On 12/10/13 03:35, Andy Isaacson wrote:
On Fri, Oct 11, 2013 at 01:42:13PM +0200, Eugen Leitl wrote:
I think we need more hidden services to make the darknet more attractive, less exits. The open Internet has been dead for a while, time to accept it.
Running a non-exit relay from home is still worthwhile, since it raises the bar for physical access, and also increases the traffic background.
Decentral search is pretty important, we could really use lots of YaCy nodes as hidden services -- indexing not just the hidden web, of course. Hmmm, I hadn't heard of YaCy before, thanks for the mention!

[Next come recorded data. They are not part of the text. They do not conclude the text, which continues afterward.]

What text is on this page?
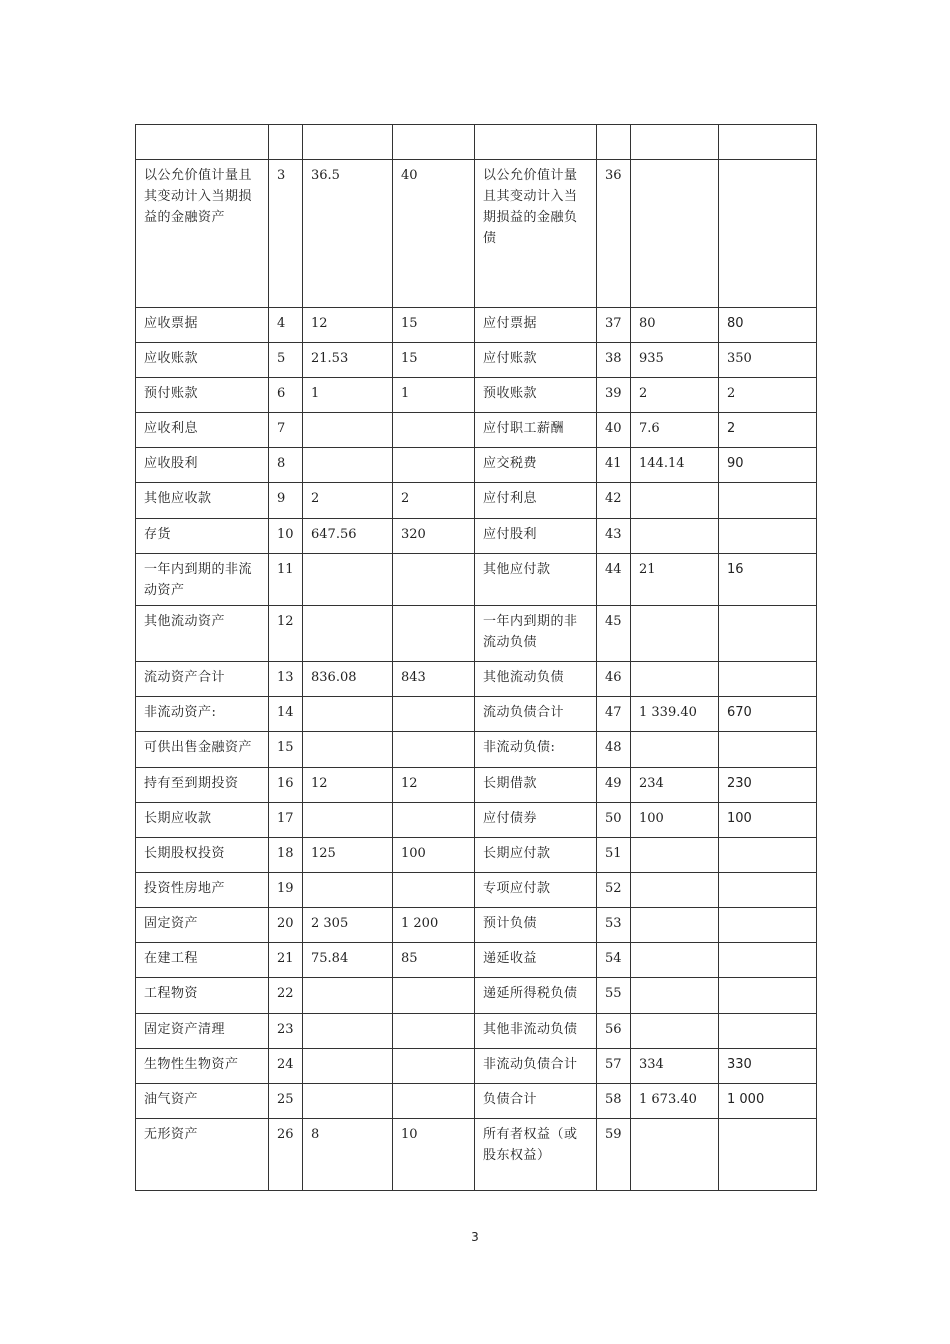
以公允价值计量且其变动计入当期损益的金融资产	3	36.5	40	以公允价值计量且其变动计入当期损益的金融负债	36		
应收票据	4	12	15	应付票据	37	80	80
应收账款	5	21.53	15	应付账款	38	935	350
预付账款	6	1	1	预收账款	39	2	2
应收利息	7			应付职工薪酬	40	7.6	2
应收股利	8			应交税费	41	144.14	90
其他应收款	9	2	2	应付利息	42		
存货	10	647.56	320	应付股利	43		
一年内到期的非流动资产	11			其他应付款	44	21	16
其他流动资产	12			一年内到期的非流动负债	45		
流动资产合计	13	836.08	843	其他流动负债	46		
非流动资产:	14			流动负债合计	47	1 339.40	670
可供出售金融资产	15			非流动负债:	48		
持有至到期投资	16	12	12	长期借款	49	234	230
长期应收款	17			应付债券	50	100	100
长期股权投资	18	125	100	长期应付款	51		
投资性房地产	19			专项应付款	52		
固定资产	20	2 305	1 200	预计负债	53		
在建工程	21	75.84	85	递延收益	54		
工程物资	22			递延所得税负债	55		
固定资产清理	23			其他非流动负债	56		
生物性生物资产	24			非流动负债合计	57	334	330
油气资产	25			负债合计	58	1 673.40	1 000
无形资产	26	8	10	所有者权益（或股东权益）	59		
3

I wish there was a library of different privacy-based appliances in virtual formats (.ovf) which are kept up to date for easy deployment (even though running it on bare iron would be preferable). That would seem to be a lot of work, though, and run into trust issues. OVF is a dead end AFAICS.
It's not perfect, but the combination of Chef/Puppet (to specify + install + configure the software stack) plus Vagrant (to specify + install + configure the base VM) seems like a more fruitful path forward. There are some missing pieces; for example, it's regrettably common in current Cookbooks and Vagrantfiles to download unsigned-and-unhashed code from the network and trust it. But that's fixable with more hashing and content addressed storage.
-andy coreOS also has potential still has some bugs but looks promising.